Now Durham County Council is one of five local authorities in the country to have introduced a ban on street smoking as a licensing condition for new businesses.
Customers soaking up the sun on Seaham seafront were largely in favour of the idea in principle – but sceptical about how the new rules would be enforced.
Seventy-four-year-old Stuart Squire said he had started smoking early but quit in his late 30s.
But while he appreciated the thinking behind the ban, he thought there would be difficulty in getting people to comply, especially outside pubs and bars. “There will be too many people who say ‘You’re not telling me what to do’,” he said.
"To be honest, I don’t think they should be imposing all these rules on people.”
Ernie Clapper, 66, visiting Seaham from Leeds, is living proof that changes to regulations can affect people’s behaviour: “I smoked for 30-odd years but gave up in 2008 when the smoking ban came in,” he said.
"Every now and again I have a little urge, but I don’t really miss it.
"I don’t know how they are going to police a ban on people smoking outside – they can’t even police people wearing their masks.”
Mum Kate Donkin is all in favour of a ban on street smoking: “It is definitely a good idea,” she said.
"I don’t like it, especially when I have got the kids with me.”
She did think the changes might have an adverse impact on businesses: “I don’t suppose it is going to be helpful for pubs if people can’t sit outside and have a tab when they have already been banned from doing so inside,” she added.
Seventy-four-year-old Shirley Lonsdale was enjoying a cigarette in the sunshine. “I stopped for 20 years but I was that bad with pains that I started again last year,” she said.
"I only have about eight a day – I don’t even smoke at home.”
Even as a smoker, she can see the benefits of the ban: “I know a lot of other people don’t like it. I will go along with it.”

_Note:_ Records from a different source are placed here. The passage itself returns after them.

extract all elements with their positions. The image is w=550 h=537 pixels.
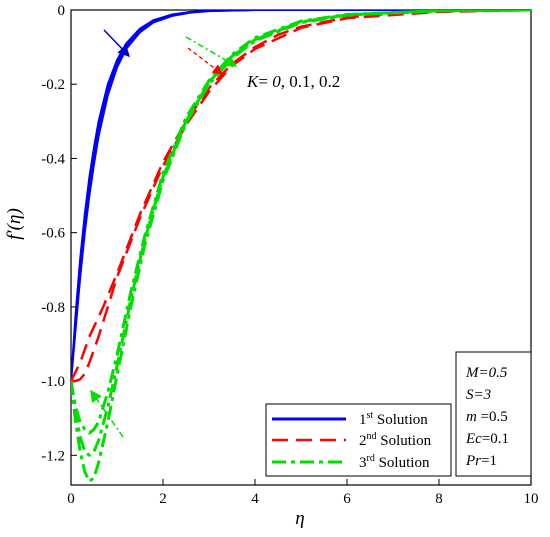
param-s: S=3 [466, 387, 491, 403]
legend: 1st Solution 2nd Solution 3rd Solution [265, 403, 452, 477]
y-tick-label: -0.8 [41, 300, 65, 316]
blue-arrow-indicator [103, 29, 131, 58]
legend-label-3: 3rd Solution [359, 453, 430, 471]
k-annotation: K= 0, 0.1, 0.2 [246, 72, 340, 91]
param-m-cap: M=0.5 [465, 365, 508, 381]
legend-suffix-1: Solution [373, 412, 428, 428]
y-axis-label: f′(η) [4, 208, 25, 240]
series-line-5 [71, 10, 531, 383]
green-arrow-indicator-bottom [90, 389, 124, 438]
legend-ord-2: 2 [359, 433, 367, 449]
param-ec: Ec=0.1 [465, 431, 509, 447]
parameter-box: M=0.5 S=3 m =0.5 Ec=0.1 Pr=1 [455, 351, 532, 477]
k-annotation-k0: 0, [272, 72, 285, 91]
k-annotation-prefix: K [246, 72, 260, 91]
x-tick-label: 8 [435, 491, 443, 507]
k-annotation-mid: = [258, 72, 272, 91]
x-tick-label: 0 [67, 491, 75, 507]
x-tick-label: 6 [343, 491, 351, 507]
x-axis-label: η [295, 508, 304, 529]
legend-sup-1: st [367, 410, 374, 421]
series-line-4 [71, 10, 531, 382]
y-tick-label: -1.2 [41, 448, 65, 464]
y-tick-label: 0 [58, 3, 66, 19]
series-line-3 [71, 10, 531, 382]
y-tick-label: -0.2 [41, 77, 65, 93]
legend-label-2: 2nd Solution [359, 431, 432, 449]
series-line-2 [71, 10, 531, 382]
red-arrow-indicator [187, 47, 224, 75]
legend-label-1: 1st Solution [359, 410, 428, 428]
y-tick-label: -0.6 [41, 226, 65, 242]
legend-sup-3: rd [367, 453, 375, 464]
legend-ord-3: 3 [359, 455, 367, 471]
x-tick-label: 2 [159, 491, 167, 507]
series-line-6 [71, 10, 531, 435]
series-line-1 [71, 10, 531, 382]
param-pr: Pr=1 [465, 453, 497, 469]
legend-sup-2: nd [367, 431, 377, 442]
green-arrow-indicator-top [185, 36, 238, 67]
y-tick-label: -0.4 [41, 151, 65, 167]
y-tick-label: -1.0 [41, 374, 65, 390]
x-tick-label: 10 [524, 491, 539, 507]
parameter-box-frame [455, 351, 532, 477]
legend-ord-1: 1 [359, 412, 367, 428]
k-annotation-rest: 0.1, 0.2 [285, 72, 340, 91]
series-line-8 [71, 10, 531, 483]
legend-suffix-3: Solution [375, 455, 430, 471]
x-tick-label: 4 [251, 491, 259, 507]
legend-suffix-2: Solution [377, 433, 432, 449]
param-m-small: m =0.5 [466, 409, 508, 425]
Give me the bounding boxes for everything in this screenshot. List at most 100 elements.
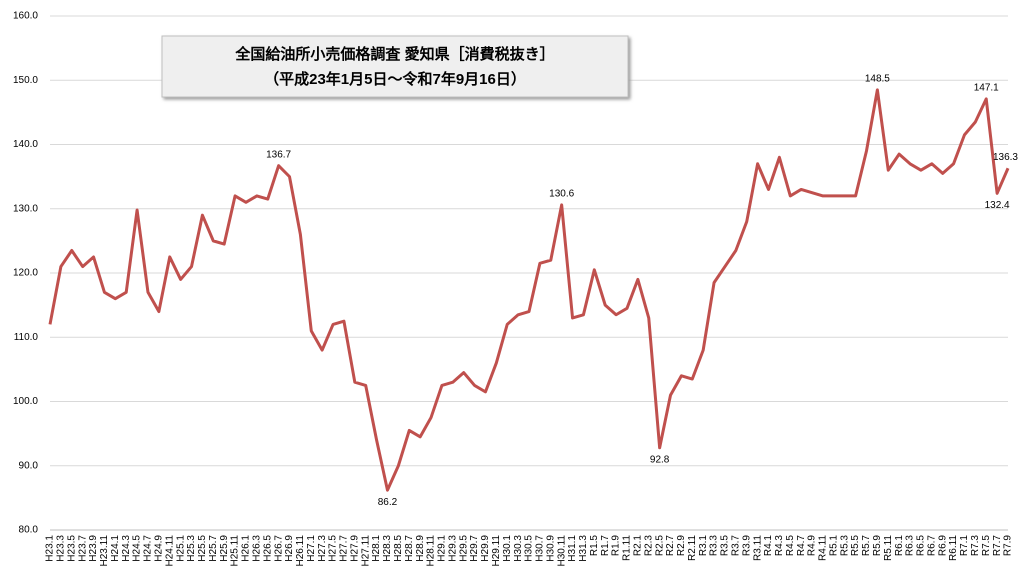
data-label: 86.2 [378, 497, 398, 508]
plot-area: 80.0 90.0 100.0 110.0 120.0 130.0 140.0 150.0 16… [13, 11, 1018, 567]
x-tick-label: H23.1 [45, 535, 56, 562]
x-tick-label: H23.11 [99, 535, 110, 567]
x-tick-label: H27.11 [360, 535, 371, 567]
x-tick-label: H28.7 [404, 535, 415, 562]
x-tick-label: H27.7 [339, 535, 350, 562]
y-tick-label: 160.0 [13, 11, 38, 22]
x-tick-label: R5.7 [861, 535, 872, 557]
x-tick-label: H30.5 [524, 535, 535, 562]
x-tick-label: R6.11 [948, 535, 959, 561]
x-tick-label: H26.1 [241, 535, 252, 562]
x-tick-label: R1.11 [622, 535, 633, 561]
x-tick-label: R7.7 [992, 535, 1003, 557]
data-label: 147.1 [974, 83, 999, 94]
x-tick-label: H26.5 [262, 535, 273, 562]
x-tick-label: H31.1 [567, 535, 578, 562]
x-tick-label: R3.5 [720, 535, 731, 557]
data-label: 132.4 [985, 200, 1010, 211]
x-tick-label: H29.5 [458, 535, 469, 562]
x-tick-label: H27.5 [328, 535, 339, 562]
x-tick-label: H23.9 [88, 535, 99, 562]
x-tick-label: H28.5 [393, 535, 404, 562]
x-tick-label: R4.7 [796, 535, 807, 557]
y-tick-label: 140.0 [13, 139, 38, 150]
x-tick-label: R4.3 [774, 535, 785, 557]
x-tick-label: H28.1 [371, 535, 382, 562]
x-tick-label: H30.3 [513, 535, 524, 562]
x-tick-label: H29.11 [491, 535, 502, 567]
x-tick-label: H25.1 [175, 535, 186, 562]
x-tick-label: H24.9 [154, 535, 165, 562]
x-tick-label: R5.3 [839, 535, 850, 557]
x-tick-label: R2.1 [633, 535, 644, 557]
x-tick-label: H25.11 [230, 535, 241, 567]
x-tick-label: R5.1 [828, 535, 839, 557]
x-tick-label: H26.3 [251, 535, 262, 562]
x-tick-label: H26.7 [273, 535, 284, 562]
x-tick-label: R4.1 [763, 535, 774, 557]
x-tick-label: R6.5 [916, 535, 927, 557]
y-tick-label: 150.0 [13, 75, 38, 86]
y-tick-label: 110.0 [14, 332, 39, 343]
y-tick-label: 90.0 [19, 460, 39, 471]
x-tick-label: H30.9 [545, 535, 556, 562]
x-tick-label: R4.11 [818, 535, 829, 561]
x-tick-label: R5.5 [850, 535, 861, 557]
x-tick-label: H30.1 [502, 535, 513, 562]
y-tick-label: 80.0 [19, 525, 39, 536]
x-tick-label: R1.7 [600, 535, 611, 557]
x-tick-label: R6.9 [937, 535, 948, 557]
y-tick-label: 100.0 [13, 396, 38, 407]
x-tick-label: R1.9 [611, 535, 622, 557]
x-tick-label: H26.9 [284, 535, 295, 562]
x-tick-label: R2.5 [654, 535, 665, 557]
x-tick-label: R7.5 [981, 535, 992, 557]
x-tick-label: R3.7 [730, 535, 741, 557]
x-tick-label: H25.5 [197, 535, 208, 562]
x-tick-label: R5.9 [872, 535, 883, 557]
data-label: 130.6 [549, 189, 574, 200]
price-line [48, 88, 1010, 492]
x-tick-label: R2.7 [665, 535, 676, 557]
x-tick-label: R3.3 [709, 535, 720, 557]
y-tick-label: 130.0 [13, 203, 38, 214]
x-tick-label: H29.1 [437, 535, 448, 562]
x-tick-label: H28.11 [426, 535, 437, 567]
x-tick-label: H24.3 [121, 535, 132, 562]
x-tick-label: H31.3 [578, 535, 589, 562]
title-box [161, 35, 629, 98]
x-tick-label: H24.11 [164, 535, 175, 567]
x-tick-label: H24.1 [110, 535, 121, 562]
x-tick-label: R6.7 [926, 535, 937, 557]
x-tick-label: R2.11 [687, 535, 698, 561]
x-tick-label: R3.9 [741, 535, 752, 557]
x-tick-label: H29.3 [447, 535, 458, 562]
chart-subtitle: （平成23年1月5日～令和7年9月16日） [264, 70, 526, 88]
x-tick-label: H24.7 [143, 535, 154, 562]
x-tick-label: R4.9 [807, 535, 818, 557]
y-tick-label: 120.0 [13, 268, 38, 279]
data-label: 136.7 [266, 149, 291, 160]
x-tick-label: R5.11 [883, 535, 894, 561]
x-tick-label: R3.1 [698, 535, 709, 557]
x-tick-label: R7.1 [959, 535, 970, 557]
x-tick-label: H23.3 [56, 535, 67, 562]
x-tick-label: R7.3 [970, 535, 981, 557]
x-tick-label: H25.3 [186, 535, 197, 562]
x-tick-label: H26.11 [295, 535, 306, 567]
data-label: 148.5 [865, 74, 890, 85]
x-tick-label: H25.7 [208, 535, 219, 562]
chart-title: 全国給油所小売価格調査 愛知県［消費税抜き］ [234, 45, 554, 63]
x-tick-label: R7.9 [1003, 535, 1014, 557]
x-tick-label: H24.5 [132, 535, 143, 562]
x-tick-label: R4.5 [785, 535, 796, 557]
data-label: 92.8 [650, 454, 670, 465]
x-tick-label: R2.9 [676, 535, 687, 557]
x-tick-label: H27.1 [306, 535, 317, 562]
x-tick-label: R6.3 [905, 535, 916, 557]
x-tick-label: H30.11 [556, 535, 567, 567]
x-tick-label: R3.11 [752, 535, 763, 561]
x-tick-label: H23.7 [77, 535, 88, 562]
x-tick-label: H29.9 [480, 535, 491, 562]
x-tick-label: H25.9 [219, 535, 230, 562]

Alison Weir, boss of Flanders cafe and bar, is also worried about enforcement. “We can’t control what people do out here when we are inside,” she said.
"Anyone who wants to have a smoke will just have to go over to The Green, I suppose. I think it is a little bit extreme.”
Online, opinions were divided. Writing on the Echo’s Facebook page, ex-smoker Jo-anne Garvey was all in favour of a smoking ban: “If it’s advertised as a family friendly pub and it serves food.... then yes ‘coz it stinks,” she said.
“If I go to the pub with my boys, we usually sit outside so they can play and we also eat outside too.
“Last thing you want to smell is smoke when you’re eating.”
But Paul Abbott was on the side of the ciggie-lovers: “Instead of always punishing the smokers who have stood by the law and go outside for their fix in all weathers, put the non-smokers in a designated area instead of always suggesting it should be the smokers who are moved,” he said.
Andrew Richard Hope thought it was a matter of good manners: “I’m a non-smoker but if I did smoke I wouldn’t want anyone feeling uncomfortable around me whilst I smoked,” he said.
"If the smoke is literally coming into your path directly then it’s not nice as the smell clings to your clothes.”
Ashleigh Tara was fed up with selfish smokers: “I shouldn’t have to sit inside on a nice day to avoid being surrounded by smoke which sets my asthma off and makes my clothes stink,” she said.
"Worse when there are children/families about because 99% of smokers don’t give two hoots about children inhaling it. There should be a designated area out of the way if needs must.
"It’s their bad habit, why should everyone else be inconvenienced by it?”